My first agent often talked about author branding—that if you write a hot vampire romance, the readers who’ve followed you to book two won’t be particularly happy if they find themselves holding a hard-boiled detective story devoid of other-worldly love. Well, I got the idea for my work in progress two summers ago when I went to Story Land, a small amusement park, in New Hampshire. As soon as I got home, I wrote the first few pages and while I really liked the setting and characters, there was something keeping me from falling in love with them.
1) Author branding coming back to bite me. My story, which I’d titled Land of Enchantment, was going to be a fun YA—not a ghost, vampire, or demon in sight. I knew from past comments on another WIP that my editor was looking for something paranormal to follow Uninvited and Revealers. Last fall I figured out a way to turn the story to the dark side, and I fell in love.

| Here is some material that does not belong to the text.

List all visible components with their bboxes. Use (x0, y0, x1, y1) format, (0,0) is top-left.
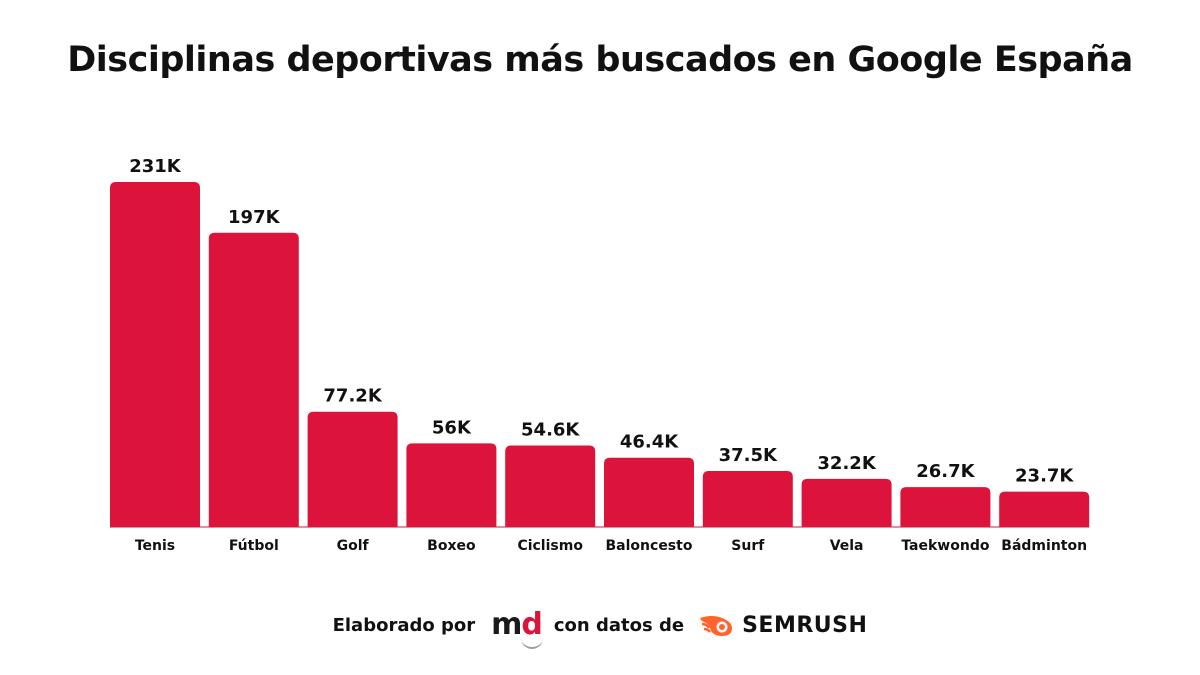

2) Fractured Fairy Tales. For some reason I thought about Snow White’s stepmother and her magic mirror. Their relationship was anything but healthy. I named the stepmother Helena and thought about what it would be like to have a mirror that got off showing you things it knew would really get your bloomers in a knot. I wondered if Helena, frustrated with her inability to kill Snow White, might decide messing with her head was the next best thing. What better wedding gift than to give Snow White the magic mirror? Would the pale princess remain good and pure after the mirror shows her what the prince is up to when she’s out singing with the forest creatures? What would become of Snow White when she was exposed to the same lust and envy that devoured her stepmother? Cue the new title—Devoured. (Thanks to Linda Joy Singleton for coming to my title rescue!)
3) Pay it forward. Bump the action to present time, and the mirror is still messing with the descendants of Snow White, who run a fairy tale themed amusement park. I had a ball writing the scene where my main character, Megan, is shocked when her twin—who died years earlier—shows her a ghastly Snow White/Grimm’s Fairy Tales inspired vision in the costume room at Land of Enchantment.
4) I often see or read about things I know I’d love to put in a book one day. Old English Witch Balls are a big part of my second book, Revealers, and I was so happy to discover Megan has a mother who is into K9 Freestyle. In other words, she dances with their dog. I’d seen a video online a while back of a woman dancing with her dog and while I know training a dog to follow a complex dance routine takes a lot of work and shouldn’t be made fun of, I couldn’t help but wonder how a teen would feel if her mother picked romantic songs to dance with the family pooch. I’m having major fun with the mom and her Freestyle obsession.
5) Life doesn’t turn out the way you want it to? Live vicariously through your characters. When we got our puppy a year ago, we thought how wonderful it would be to train him to be a therapy dog. Well, Griffin had other ideas. He’s the light of my life, but he’s also stubborn, he attacks his leash when I first put it on, and he growls whenever my son tries to pick him up. It would take more time than I have to get him prepared to pass the therapy dog test, so when my Megan’s mother isn’t practicing a routine to their dog, Fergus, Megan gets to take him to the nursing home her father is living at to visit the residences.